Greer worked in the financial sector, co-organizing Guaranty Mortgage Company in 1940. He served as its President and Chairman of the Board until 1969. In January 1959, Greer and thirteen other Nashville businessmen, including country music star Eddy Arnold, formed Vols, Inc. The company sold 4,876 shares of stock at $5 each. Vols, Inc. was successful in keeping the Nashville Vols in the city from 1959 to 1961. The Southern Association, of which the Vols were members, collapsed after the 1961 season. The team did not play in 1962. In 1963, the Vols played one final season in the South Atlantic League. The team had a debt of $22,000 that could not be paid, forcing the ownership group to surrender their franchise to the league.

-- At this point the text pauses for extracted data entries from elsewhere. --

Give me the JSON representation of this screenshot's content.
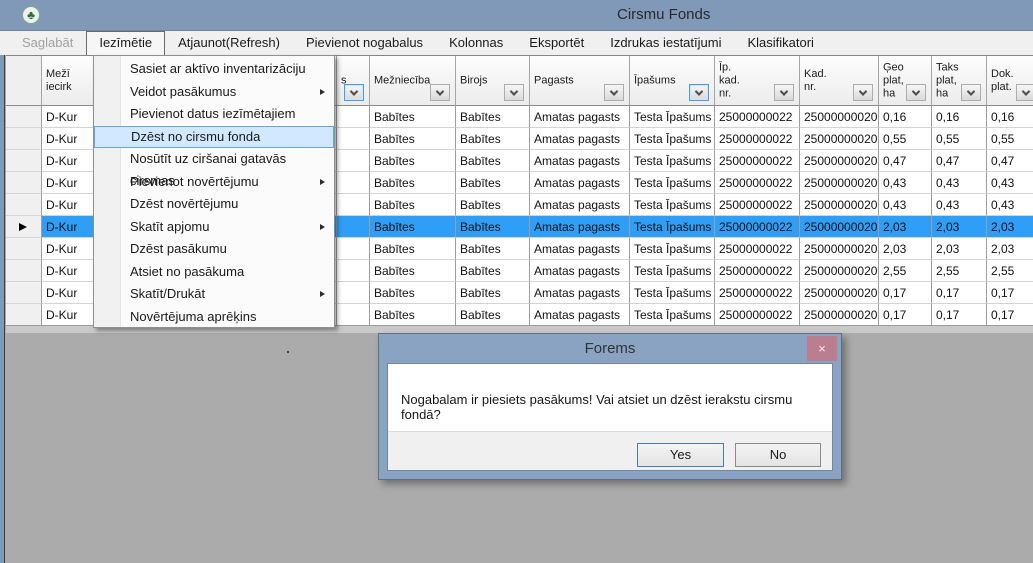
{
  "window_title": "Cirsmu Fonds",
  "menu_bar": {
    "items": [
      {
        "label": "Saglabāt",
        "state": "disabled"
      },
      {
        "label": "Iezīmētie",
        "state": "open"
      },
      {
        "label": "Atjaunot(Refresh)",
        "state": "normal"
      },
      {
        "label": "Pievienot nogabalus",
        "state": "normal"
      },
      {
        "label": "Kolonnas",
        "state": "normal"
      },
      {
        "label": "Eksportēt",
        "state": "normal"
      },
      {
        "label": "Izdrukas iestatījumi",
        "state": "normal"
      },
      {
        "label": "Klasifikatori",
        "state": "normal"
      }
    ]
  },
  "context_menu": {
    "items": [
      {
        "label": "Sasiet ar aktīvo inventarizāciju",
        "has_submenu": false,
        "highlighted": false
      },
      {
        "label": "Veidot pasākumus",
        "has_submenu": true,
        "highlighted": false
      },
      {
        "label": "Pievienot datus iezīmētajiem",
        "has_submenu": false,
        "highlighted": false
      },
      {
        "label": "Dzēst no cirsmu fonda",
        "has_submenu": false,
        "highlighted": true
      },
      {
        "label": "Nosūtīt uz ciršanai gatavās cirsmas",
        "has_submenu": false,
        "highlighted": false
      },
      {
        "label": "Pievienot novērtējumu",
        "has_submenu": true,
        "highlighted": false
      },
      {
        "label": "Dzēst novērtējumu",
        "has_submenu": false,
        "highlighted": false
      },
      {
        "label": "Skatīt apjomu",
        "has_submenu": true,
        "highlighted": false
      },
      {
        "label": "Dzēst pasākumu",
        "has_submenu": false,
        "highlighted": false
      },
      {
        "label": "Atsiet no pasākuma",
        "has_submenu": false,
        "highlighted": false
      },
      {
        "label": "Skatīt/Drukāt",
        "has_submenu": true,
        "highlighted": false
      },
      {
        "label": "Novērtējuma aprēķins",
        "has_submenu": false,
        "highlighted": false
      }
    ]
  },
  "table": {
    "columns": [
      {
        "key": "selector",
        "lines": [],
        "filter": null
      },
      {
        "key": "iecirknis",
        "lines": [
          "Mežī",
          "iecirk"
        ],
        "filter": null
      },
      {
        "key": "fill",
        "lines": [],
        "filter": null
      },
      {
        "key": "partial",
        "lines": [
          "s"
        ],
        "filter": "focused"
      },
      {
        "key": "meznieciba",
        "lines": [
          "Mežniecība"
        ],
        "filter": "normal"
      },
      {
        "key": "birojs",
        "lines": [
          "Birojs"
        ],
        "filter": "normal"
      },
      {
        "key": "pagasts",
        "lines": [
          "Pagasts"
        ],
        "filter": "normal"
      },
      {
        "key": "ipasums",
        "lines": [
          "Īpašums"
        ],
        "filter": "focused"
      },
      {
        "key": "ip_kad_nr",
        "lines": [
          "Īp.",
          "kad.",
          "nr."
        ],
        "filter": "normal"
      },
      {
        "key": "kad_nr",
        "lines": [
          "Kad.",
          "nr."
        ],
        "filter": "normal"
      },
      {
        "key": "geo",
        "lines": [
          "Ģeo",
          "plat,",
          "ha"
        ],
        "filter": "normal"
      },
      {
        "key": "taks",
        "lines": [
          "Taks",
          "plat,",
          "ha"
        ],
        "filter": "normal"
      },
      {
        "key": "dok",
        "lines": [
          "Dok.",
          "plat."
        ],
        "filter": "normal"
      }
    ],
    "selected_row_index": 5,
    "rows": [
      {
        "iecirknis": "D-Kur",
        "meznieciba": "Babītes",
        "birojs": "Babītes",
        "pagasts": "Amatas pagasts",
        "ipasums": "Testa Īpašums",
        "ip_kad_nr": "25000000022",
        "kad_nr": "25000000020",
        "geo": "0,16",
        "taks": "0,16",
        "dok": "0,16"
      },
      {
        "iecirknis": "D-Kur",
        "meznieciba": "Babītes",
        "birojs": "Babītes",
        "pagasts": "Amatas pagasts",
        "ipasums": "Testa Īpašums",
        "ip_kad_nr": "25000000022",
        "kad_nr": "25000000020",
        "geo": "0,55",
        "taks": "0,55",
        "dok": "0,55"
      },
      {
        "iecirknis": "D-Kur",
        "meznieciba": "Babītes",
        "birojs": "Babītes",
        "pagasts": "Amatas pagasts",
        "ipasums": "Testa Īpašums",
        "ip_kad_nr": "25000000022",
        "kad_nr": "25000000020",
        "geo": "0,47",
        "taks": "0,47",
        "dok": "0,47"
      },
      {
        "iecirknis": "D-Kur",
        "meznieciba": "Babītes",
        "birojs": "Babītes",
        "pagasts": "Amatas pagasts",
        "ipasums": "Testa Īpašums",
        "ip_kad_nr": "25000000022",
        "kad_nr": "25000000020",
        "geo": "0,43",
        "taks": "0,43",
        "dok": "0,43"
      },
      {
        "iecirknis": "D-Kur",
        "meznieciba": "Babītes",
        "birojs": "Babītes",
        "pagasts": "Amatas pagasts",
        "ipasums": "Testa Īpašums",
        "ip_kad_nr": "25000000022",
        "kad_nr": "25000000020",
        "geo": "0,43",
        "taks": "0,43",
        "dok": "0,43"
      },
      {
        "iecirknis": "D-Kur",
        "meznieciba": "Babītes",
        "birojs": "Babītes",
        "pagasts": "Amatas pagasts",
        "ipasums": "Testa Īpašums",
        "ip_kad_nr": "25000000022",
        "kad_nr": "25000000020",
        "geo": "2,03",
        "taks": "2,03",
        "dok": "2,03"
      },
      {
        "iecirknis": "D-Kur",
        "meznieciba": "Babītes",
        "birojs": "Babītes",
        "pagasts": "Amatas pagasts",
        "ipasums": "Testa Īpašums",
        "ip_kad_nr": "25000000022",
        "kad_nr": "25000000020",
        "geo": "2,03",
        "taks": "2,03",
        "dok": "2,03"
      },
      {
        "iecirknis": "D-Kur",
        "meznieciba": "Babītes",
        "birojs": "Babītes",
        "pagasts": "Amatas pagasts",
        "ipasums": "Testa Īpašums",
        "ip_kad_nr": "25000000022",
        "kad_nr": "25000000020",
        "geo": "2,55",
        "taks": "2,55",
        "dok": "2,55"
      },
      {
        "iecirknis": "D-Kur",
        "meznieciba": "Babītes",
        "birojs": "Babītes",
        "pagasts": "Amatas pagasts",
        "ipasums": "Testa Īpašums",
        "ip_kad_nr": "25000000022",
        "kad_nr": "25000000020",
        "geo": "0,17",
        "taks": "0,17",
        "dok": "0,17"
      },
      {
        "iecirknis": "D-Kur",
        "meznieciba": "Babītes",
        "birojs": "Babītes",
        "pagasts": "Amatas pagasts",
        "ipasums": "Testa Īpašums",
        "ip_kad_nr": "25000000022",
        "kad_nr": "25000000020",
        "geo": "0,17",
        "taks": "0,17",
        "dok": "0,17"
      }
    ]
  },
  "dialog": {
    "title": "Forems",
    "message": "Nogabalam ir piesiets pasākums! Vai atsiet un dzēst ierakstu cirsmu fondā?",
    "yes_label": "Yes",
    "no_label": "No",
    "close_label": "×"
  },
  "icons": {
    "app": "leaf-icon",
    "filter": "chevron-down-icon",
    "submenu": "arrow-right-icon",
    "row_selector": "arrow-right-icon",
    "close": "close-icon"
  },
  "colors": {
    "titlebar": "#8099b9",
    "client_bg": "#ababab",
    "selection": "#2e9ef6",
    "menu_highlight": "#d1e8ff",
    "menu_highlight_border": "#66a7e8",
    "dialog_frame": "#8aa3c3",
    "dialog_close": "#bb7e90"
  }
}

This was the last year that professional baseball was played at Sulphur Dell ballpark, the home of the Vols, before it was demolished in 1969.

==Death and legacy==
Herschel Greer died from cancer on March 19, 1976, in the M.D. Anderson Research Institute in Houston, Texas. He was 69 years old. He is buried in Nashville’s Woodlawn Memorial Park and Mausoleum.

Two years later, in 1978, Larry Schmittou brought the Nashville Sounds, an expansion team of the Double-A Southern League, to Nashville. The Greer family donated $25,000 for construction of the team's new stadium. The ballpark was named Herschel Greer Stadium in his honor. It served as the home of the Sounds from 1978 through 2014, after which they left the stadium for a new stadium, First Tennessee Park, built on the site of Sulphur Dell. Greer Stadium was demolished in 2019.